Ah, love. Love is a many-splendored thing. It is heart palpitations when your loved one draws near. It is reading the same book over and over and over because your four-year-old can’t go to sleep without it. It is…an estate plan? Discussion about end of life care? Absolutely yes.
The importance of estate planning and discussions is heightened for LGBTQ folks. One of the saddest calls I receive as an attorney is from LGBTQ individuals who have lost their partner or spouse, only to learn that the estate, or their partner’s financial assets, are going to the very family members who rejected the decedent for being LGBTQ. In one case, the estranged family members literally showed up at the door of the house within a week of a woman’s death, demanding to come in to remove furniture from the house shared by a couple who had been together for more than 20 years, and who had been rejected by that same family. Ultimately, they also took the retirement accounts and individual bank accounts because the deceased had failed to name a beneficiary. Under the law, they had that right. A simple will would have changed everything.
Please note that no short article like this can address all of the complexities of individual situations or estate tax advice, so this is not meant to provide legal advice. Rather, I will provide general information and strongly encourage you to take action to provide real support and security for those you love.
The first step every single one of us should do is to gather information from every retirement plan, pension plan, bank account, life insurance policy, investment account or any other financial vehicle. You need to look to see who you named as the beneficiary of the plan, account, etc. Oftentimes, we name someone when we first establish the account, and then completely forget about it. That means your mom or your first boyfriend or your BFF you haven’t seen for 20 years will get that money even if you have a will naming your spouse! That’s because these kinds of assets do not pass through the probate estate, and instead go directly to whoever is named on those designation lines. Seriously. Go check it now. I’ll wait for you here with further instructions.
Welcome back. Hopefully as an interim step, you have checked all of those accounts and changed them as necessary. You’re not out of the woods yet. Do you own real estate? Have you checked to see how you own it? This information is on the title and is not controlled by who is on the mortgage. Each ownership option (e.g., joint tenants with right of survivorship, or tenants-in-common) comes with a different impact when you die.
Assets that do not have a direct beneficiary designation are controlled by someone’s will or estate plan. If you don’t have a will, your assets will go where the State wants it to go, and not necessarily where you want it to go.
The best way you can protect your loved ones is to establish an estate plan. You say you don’t need one because you don’t have any money? First, maybe you’ll exit the earth via an accident caused by one of the Koch brothers. Suddenly, your estate is huge. Second, good planning with small or large estates includes things such as powers of attorney for health care and signed HIPAA releases so you and your loved ones can make medical decisions for each other, durable powers of attorney for finances so that you can manage financial matters while you are alive, and advanced directives to medical professionals, advising them how you want to handle end of life issues.

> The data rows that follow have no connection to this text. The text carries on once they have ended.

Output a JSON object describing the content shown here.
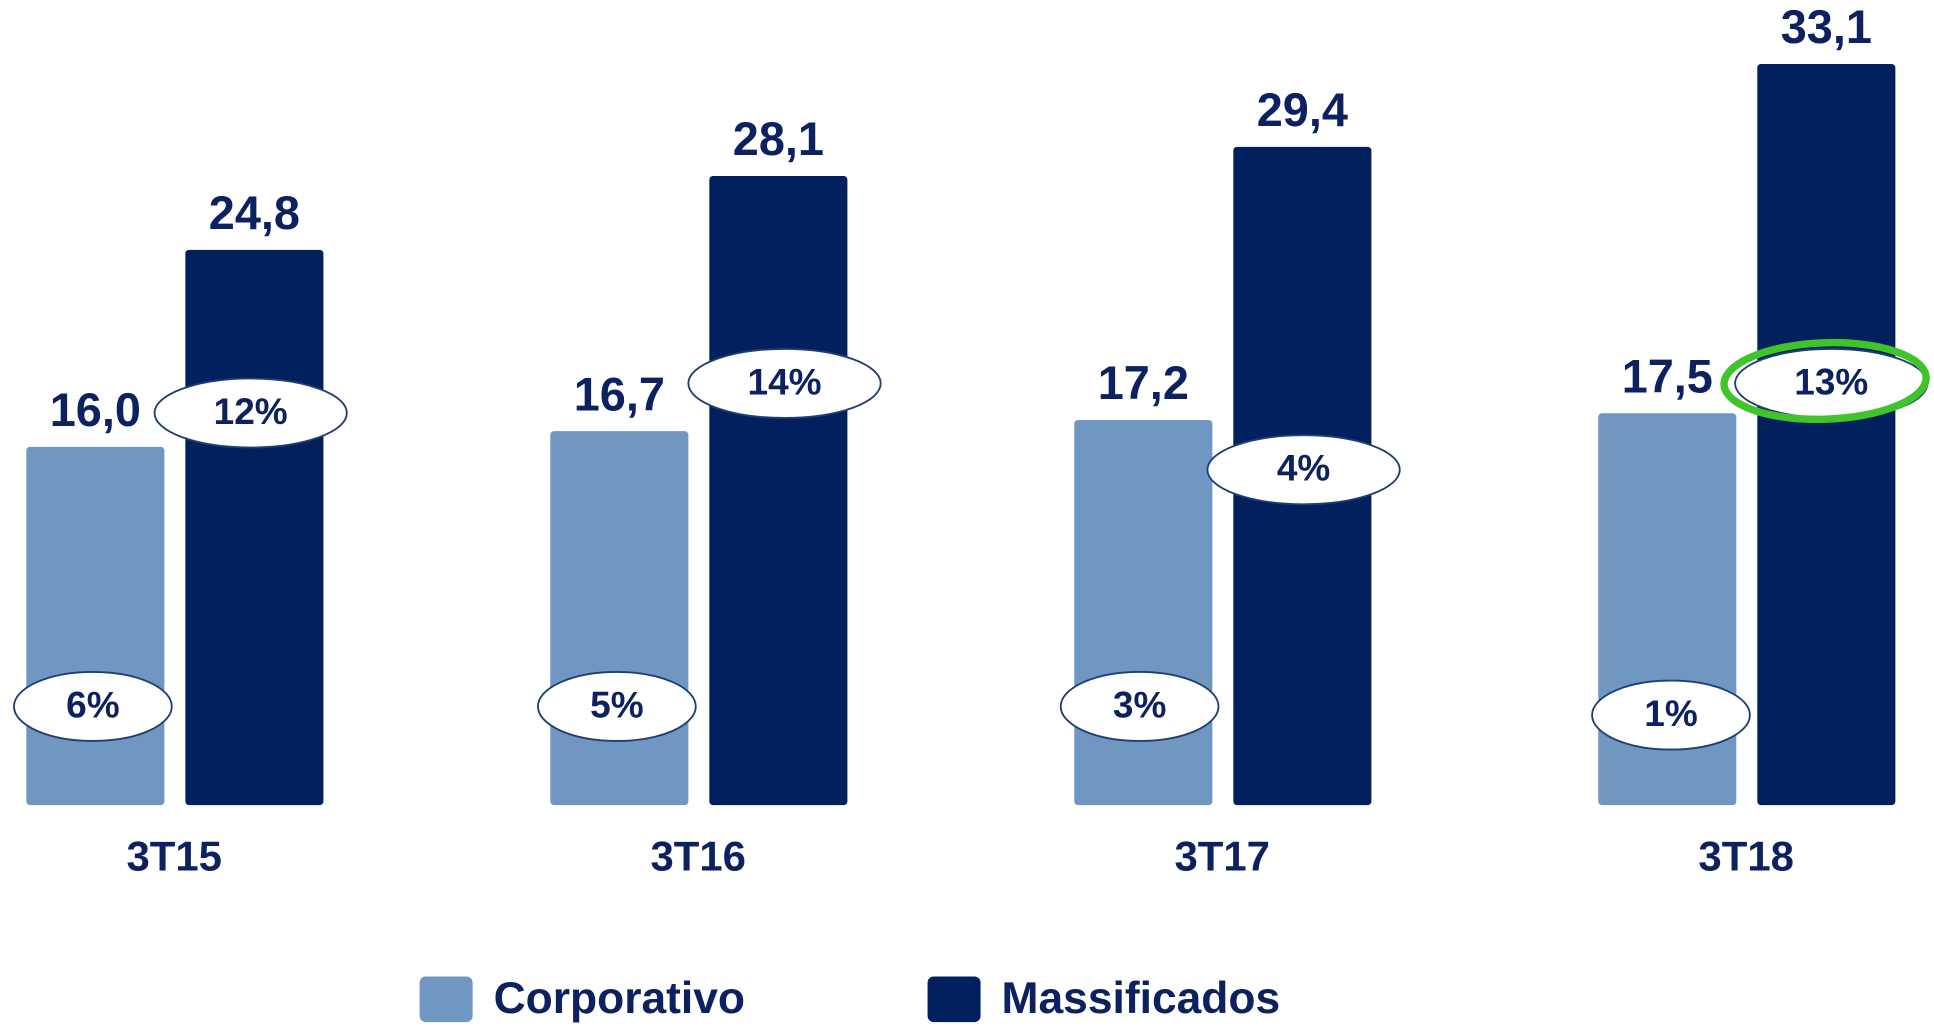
{
  "chart_data": {
    "type": "bar",
    "categories": [
      "3T15",
      "3T16",
      "3T17",
      "3T18"
    ],
    "series": [
      {
        "name": "Corporativo",
        "color": "#7096c2",
        "values": [
          16.0,
          16.7,
          17.2,
          17.5
        ],
        "value_labels": [
          "16,0",
          "16,7",
          "17,2",
          "17,5"
        ],
        "growth": [
          6,
          5,
          3,
          1
        ],
        "growth_labels": [
          "6%",
          "5%",
          "3%",
          "1%"
        ]
      },
      {
        "name": "Massificados",
        "color": "#02205e",
        "values": [
          24.8,
          28.1,
          29.4,
          33.1
        ],
        "value_labels": [
          "24,8",
          "28,1",
          "29,4",
          "33,1"
        ],
        "growth": [
          12,
          14,
          4,
          13
        ],
        "growth_labels": [
          "12%",
          "14%",
          "4%",
          "13%"
        ]
      }
    ],
    "ylim": [
      0,
      35
    ],
    "grid": false
  }
}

These documents are very simple, but they are crucial to ease the burden of your loved ones in a time of crisis.
Now for good news: estate planning is not nearly as expensive as you think. If you have addressed your direct beneficiary designations, you have already started the process and it didn’t cost you a dime! A good estate planner will take a look at those beneficiary designations and let you know if there is a better way to designate beneficiaries (e.g., name a trust for your children as the beneficiary) and will create a detailed plan for you. The cost for a simple will can be as little as a couple hundred dollars and the cost for all but the most complex estate plans designed to address complex tax issues rarely exceeds $3,500. Be wary of the “free” estate planning seminars that are designed to sell you a big fat trust document you do not understand and most people do not need.
When you are looking for estate planning professionals, be sure to ask them whether they have special training or experience working with LGBTQ individuals and families. While marriage equality has reduced some of the distinctions between LGBTQ folks and our hetero counterparts, many people choose not to marry for various reasons, but still want to provide for their loved ones. Also, there are issues that are unique to our families, especially involving children.
These topics aren’t easy, but if you love someone (and I bet you do), or someone loves you (yes, they do) you will make this a priority to either establish or update your estate plan to ease the burden of your loved ones. Now go pack a lunch for your honey and include a love note. You’ll thank me for it later.
Michele Perreault is an attorney for DeWitt Ross & Stevens. Recently, she’s presented “Protecting Children of Gay and Lesbian Families: Challenges, Opportunities, and Where We go From Here.”